Шрифт:
Интервал:
Закладка:
От нахлынувшей зимней депрессии меня спасает только одно. В пять часов вечера мы созваниваемся с Рилом. В это время у них чаще всего полёты уже заканчиваются. И ради этого я делаю все, чтобы день прошёл как можно скорее. Мы можем разговаривать часами. И тем для этого — целое множество. Иногда он мне рассказывает про их полёты. Ничего конкретного, что могло бы нарушить государственную или военную тайну, он, конечно, не говорит. Скорее он рассказывает про свои ощущения в целом, про красоту, которую видит из самолёта, про обычаи и причуды корейцев, про выходки сослуживцев и так далее. Вопреки новостям из телевизора, Рил говорит, что у них в КДНР относительно безопасно, и воздушных сражений практически не происходит. Довольно странно. Ведь если верить ему, то они просто летают вдоль границы и “пугают” своим видом американцев. Почему же тогда он каждый вечер так сильно вымотан как физически, так и психологически? Я вижу, что ему нужна моя поддержка, и я даю ему её. Иногда он хочет просто поговорить о московской погоде, о моих “успехах” на работе или про Ленку и Антона. Этим самым он отвлекается от своих будней.
Вот и сегодня я ушла в работу полностью, чтобы день пролетел побыстрее. В пятом часу вечера я, как обычно, начала ждать его звонка. Но время идёт, а он не звонит. Наверное, очень занят, поэтому переживать не надо. Тем более у них уже вечер, а, как говорит Рил, по ночам они стараются не летать.
В восемнадцать ноль-ноль, когда я уже собиралась уходить домой, на всякий случай, набираю его номер. Гудки идут, но трубку никто не берет. В течение часа пробую ещё дважды, но тот же результат. Что-то точно случилось.
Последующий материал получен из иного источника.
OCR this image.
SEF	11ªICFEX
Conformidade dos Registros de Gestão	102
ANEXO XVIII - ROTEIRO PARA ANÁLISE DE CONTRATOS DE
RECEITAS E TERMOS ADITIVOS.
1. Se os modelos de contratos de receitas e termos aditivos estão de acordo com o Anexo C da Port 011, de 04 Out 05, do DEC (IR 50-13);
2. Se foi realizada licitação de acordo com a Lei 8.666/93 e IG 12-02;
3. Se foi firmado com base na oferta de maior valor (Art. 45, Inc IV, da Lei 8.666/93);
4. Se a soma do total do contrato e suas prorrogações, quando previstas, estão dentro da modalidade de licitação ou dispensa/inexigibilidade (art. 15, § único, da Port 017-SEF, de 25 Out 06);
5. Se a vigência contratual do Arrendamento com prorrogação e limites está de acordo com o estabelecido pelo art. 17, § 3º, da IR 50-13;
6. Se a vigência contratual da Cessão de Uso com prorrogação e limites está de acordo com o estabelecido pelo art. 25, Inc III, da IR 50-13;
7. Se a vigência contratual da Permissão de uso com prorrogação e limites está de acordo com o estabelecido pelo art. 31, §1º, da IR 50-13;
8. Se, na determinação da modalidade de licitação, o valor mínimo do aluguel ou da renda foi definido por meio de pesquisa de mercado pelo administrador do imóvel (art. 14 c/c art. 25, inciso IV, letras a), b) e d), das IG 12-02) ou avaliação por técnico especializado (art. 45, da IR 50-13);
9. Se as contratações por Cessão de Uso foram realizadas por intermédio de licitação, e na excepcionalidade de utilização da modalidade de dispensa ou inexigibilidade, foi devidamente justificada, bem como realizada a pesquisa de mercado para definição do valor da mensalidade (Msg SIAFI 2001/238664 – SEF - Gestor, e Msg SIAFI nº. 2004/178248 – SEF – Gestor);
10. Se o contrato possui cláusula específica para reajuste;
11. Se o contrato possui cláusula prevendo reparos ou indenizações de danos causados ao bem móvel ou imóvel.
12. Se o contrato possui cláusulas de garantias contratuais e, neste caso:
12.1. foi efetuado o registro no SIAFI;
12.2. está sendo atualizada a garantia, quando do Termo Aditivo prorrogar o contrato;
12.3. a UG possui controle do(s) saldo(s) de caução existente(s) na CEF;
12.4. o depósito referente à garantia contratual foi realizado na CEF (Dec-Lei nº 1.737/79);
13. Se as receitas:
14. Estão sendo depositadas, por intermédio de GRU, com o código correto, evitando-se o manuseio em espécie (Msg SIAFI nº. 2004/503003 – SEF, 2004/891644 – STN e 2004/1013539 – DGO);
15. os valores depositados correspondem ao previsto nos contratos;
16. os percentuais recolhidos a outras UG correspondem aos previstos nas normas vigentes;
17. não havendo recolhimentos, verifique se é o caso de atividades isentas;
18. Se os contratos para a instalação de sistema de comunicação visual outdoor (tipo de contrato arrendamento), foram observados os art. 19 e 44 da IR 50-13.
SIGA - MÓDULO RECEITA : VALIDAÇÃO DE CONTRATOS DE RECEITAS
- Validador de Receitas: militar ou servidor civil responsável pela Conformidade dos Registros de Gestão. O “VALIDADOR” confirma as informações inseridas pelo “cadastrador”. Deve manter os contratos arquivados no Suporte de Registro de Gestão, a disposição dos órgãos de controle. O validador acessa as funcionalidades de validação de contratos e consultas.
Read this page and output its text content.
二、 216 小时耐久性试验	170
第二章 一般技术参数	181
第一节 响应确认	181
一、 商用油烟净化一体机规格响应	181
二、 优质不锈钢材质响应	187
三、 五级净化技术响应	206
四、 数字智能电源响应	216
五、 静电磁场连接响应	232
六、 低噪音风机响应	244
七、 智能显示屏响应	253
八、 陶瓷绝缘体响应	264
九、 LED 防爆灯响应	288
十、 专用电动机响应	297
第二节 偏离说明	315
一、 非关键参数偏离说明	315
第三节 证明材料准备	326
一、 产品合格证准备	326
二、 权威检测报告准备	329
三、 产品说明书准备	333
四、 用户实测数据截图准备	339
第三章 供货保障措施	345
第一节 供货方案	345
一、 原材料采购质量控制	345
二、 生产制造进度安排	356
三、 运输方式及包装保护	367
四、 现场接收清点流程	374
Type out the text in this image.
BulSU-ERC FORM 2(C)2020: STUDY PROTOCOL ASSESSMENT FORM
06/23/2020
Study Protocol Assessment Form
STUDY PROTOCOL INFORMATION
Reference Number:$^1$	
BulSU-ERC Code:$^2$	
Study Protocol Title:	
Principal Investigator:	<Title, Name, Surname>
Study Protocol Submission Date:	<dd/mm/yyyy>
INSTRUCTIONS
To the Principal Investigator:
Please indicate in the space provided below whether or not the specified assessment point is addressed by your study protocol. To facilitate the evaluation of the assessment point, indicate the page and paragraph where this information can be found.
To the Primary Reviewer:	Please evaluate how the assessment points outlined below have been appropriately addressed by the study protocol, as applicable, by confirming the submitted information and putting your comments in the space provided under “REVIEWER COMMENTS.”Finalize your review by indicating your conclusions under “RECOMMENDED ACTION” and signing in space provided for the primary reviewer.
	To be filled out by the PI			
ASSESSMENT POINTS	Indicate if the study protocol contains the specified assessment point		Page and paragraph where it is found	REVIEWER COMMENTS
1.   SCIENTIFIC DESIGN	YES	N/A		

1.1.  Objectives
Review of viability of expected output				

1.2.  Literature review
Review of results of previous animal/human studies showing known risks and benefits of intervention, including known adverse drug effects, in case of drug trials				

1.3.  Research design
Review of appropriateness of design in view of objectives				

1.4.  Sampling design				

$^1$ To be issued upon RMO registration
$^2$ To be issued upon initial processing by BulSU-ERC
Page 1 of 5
На следующий день, когда я была уже на работе, мне позвонили с незнакомого номера.
— Алло, — отвечаю я, ожидая услышать голос Рила.
— Доброе утро, — ответил немного смущенный и печальный незнакомый мужской голос. — Говорит майор Титаренко. Вы Лани?
— Да, — аккуратно подтверждаю я.
— Кем Вам приходится старший лейтенант Машков Кирилл? На его телефоне подавляющее большинство вызовов на Ваш номер.
— Я… — осекаюсь я, понимая, что сердце ускоряет темп. — Я его девушка.
— Значит, я не ошибся, — подводит итог он. — Мне полагается уведомить родных, что старший лейтенант со вчерашнего дня считается пропавшим без вести, — огорошивает меня он. — Но номер его матери из телефона старшего лейтенанта Машкова не обслуживается. Вы, случайно, не знаете работающий номер?
— Как? Что случилось? — спрашиваю я, игнорируя вопрос про номер телефона мамы Рила.
— Кхм, — он прочищает горло, собираясь с мыслями. — Его сбили в неравном бою. Он катапультировался над территорией, занятой врагом. Больше нам ничего не известно.
— Как сбили? Почему над территорией противника? Разве вы ведёте воздушные бои? — отказываюсь верить я, надеясь, что это какой-то дурацкий прикол. — И Рил очень хороший лётчик! Его не могли сбить, — добавляю я.
— Он наш лучший лётчик! — не без гордости отвечает Титаренко. — Он остался прикрывать отступление своих товарищей, чем спас четыре жизни.
Это похоже на Рила. Опять он кого-то спасает. Так, сейчас для меня самое главное, что он пропал без вести, а не погиб. Раз он катапультировался, то он, скорее всего, ещё жив. Я озвучиваю свою догадку этому Титаренко, и он подтверждает мои умозаключения. Тогда я признаюсь, что номера телефона его мамы у меня нет, и прошу его держать меня в курсе событий. Он соглашается и вешает трубку, вежливо попрощавшись.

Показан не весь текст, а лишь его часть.